George Breen, Chair of the firm's National Health Care and Life Sciences Practice Steering Committee, in the Washington, DC, office and Mollie O'Brien, a Member of the Firm in the Health Care and Life Sciences practice, in the Newark office, were quoted in an article titled "Attorneys See Risk Managers Gaining Prominence."

Following is an excerpt:

For years, the department of risk management was looked upon with disfavor by physicians and given little thought by hospital administration or others, notes George B. Breen. ...

Frequently located in basement offices, risk managers were regarded by physicians as adversaries looking to attack when errors were found, he says. Administrators often used risk management as a place to send disgruntled patients or family members for service recovery and damage control. Reactionary risk assessment by a non-physician to an unanticipated clinical outcome drew the ire and distrust of the medical staff, he says.

As medical malpractice filings increased, physicians feared discipline and backlash and rebuffed interaction with a risk manager, adds Mollie K. O'Brien. ...

"Where physicians may have been willing, and programmed, to participate in a protected peer-to-peer discussion about outcomes and potential for improvement, cynicism abounded regarding the risk manager's willingness, or ability, to provide meaningful guidance or protection from reprimand or disclosure," Breen says. "As a result, data collection for medical misadventures was spotty, self-reporting of errors or near misses was nearly nil, and risk managers were at odds with their own medical community. A proactive risk approach was practically impossible." ...
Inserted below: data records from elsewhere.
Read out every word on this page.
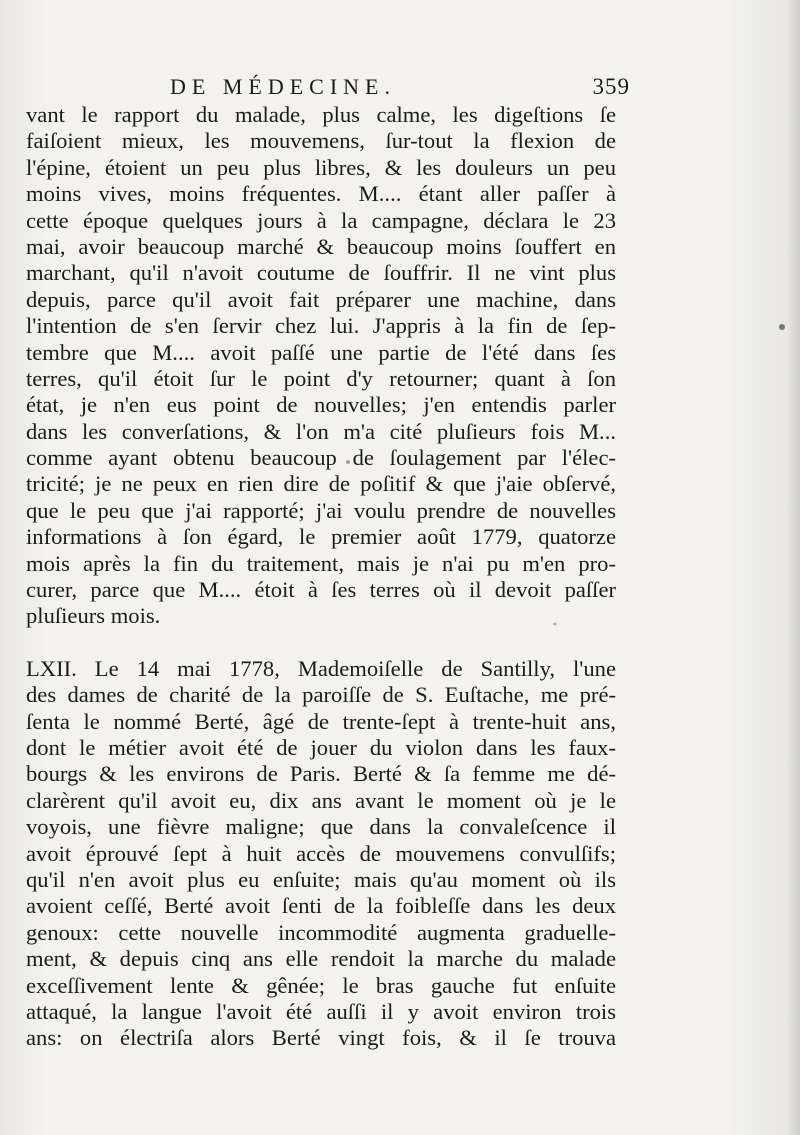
DE MÉDECINE.	359
vant le rapport du malade, plus calme, les digeſtions ſe
faiſoient mieux, les mouvemens, ſur-tout la flexion de
l'épine, étoient un peu plus libres, & les douleurs un peu
moins vives, moins fréquentes. M.... étant aller paſſer à
cette époque quelques jours à la campagne, déclara le 23
mai, avoir beaucoup marché & beaucoup moins ſouffert en
marchant, qu'il n'avoit coutume de ſouffrir. Il ne vint plus
depuis, parce qu'il avoit fait préparer une machine, dans
l'intention de s'en ſervir chez lui. J'appris à la fin de ſep-
tembre que M.... avoit paſſé une partie de l'été dans ſes
terres, qu'il étoit ſur le point d'y retourner; quant à ſon
état, je n'en eus point de nouvelles; j'en entendis parler
dans les converſations, & l'on m'a cité pluſieurs fois M...
comme ayant obtenu beaucoup de ſoulagement par l'élec-
tricité; je ne peux en rien dire de poſitif & que j'aie obſervé,
que le peu que j'ai rapporté; j'ai voulu prendre de nouvelles
informations à ſon égard, le premier août 1779, quatorze
mois après la fin du traitement, mais je n'ai pu m'en pro-
curer, parce que M.... étoit à ſes terres où il devoit paſſer
pluſieurs mois.
LXII. Le 14 mai 1778, Mademoiſelle de Santilly, l'une
des dames de charité de la paroiſſe de S. Euſtache, me pré-
ſenta le nommé Berté, âgé de trente-ſept à trente-huit ans,
dont le métier avoit été de jouer du violon dans les faux-
bourgs & les environs de Paris. Berté & ſa femme me dé-
clarèrent qu'il avoit eu, dix ans avant le moment où je le
voyois, une fièvre maligne; que dans la convaleſcence il
avoit éprouvé ſept à huit accès de mouvemens convulſifs;
qu'il n'en avoit plus eu enſuite; mais qu'au moment où ils
avoient ceſſé, Berté avoit ſenti de la foibleſſe dans les deux
genoux: cette nouvelle incommodité augmenta graduelle-
ment, & depuis cinq ans elle rendoit la marche du malade
exceſſivement lente & gênée; le bras gauche fut enſuite
attaqué, la langue l'avoit été auſſi il y avoit environ trois
ans: on électriſa alors Berté vingt fois, & il ſe trouva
"News headlines proclaimed any number of preventable medical errors. Public outcry demanded transparency from clinicians. A necessary colloquy on proactive risk assessment came next," O'Brien says. "State laws requiring disclosure of medical errors by physicians and hospitals followed immediately. Those laws promised to protect physicians from liability for disclosure in the name of a safer practice environment and better patient outcomes but physicians remained understandably cynical."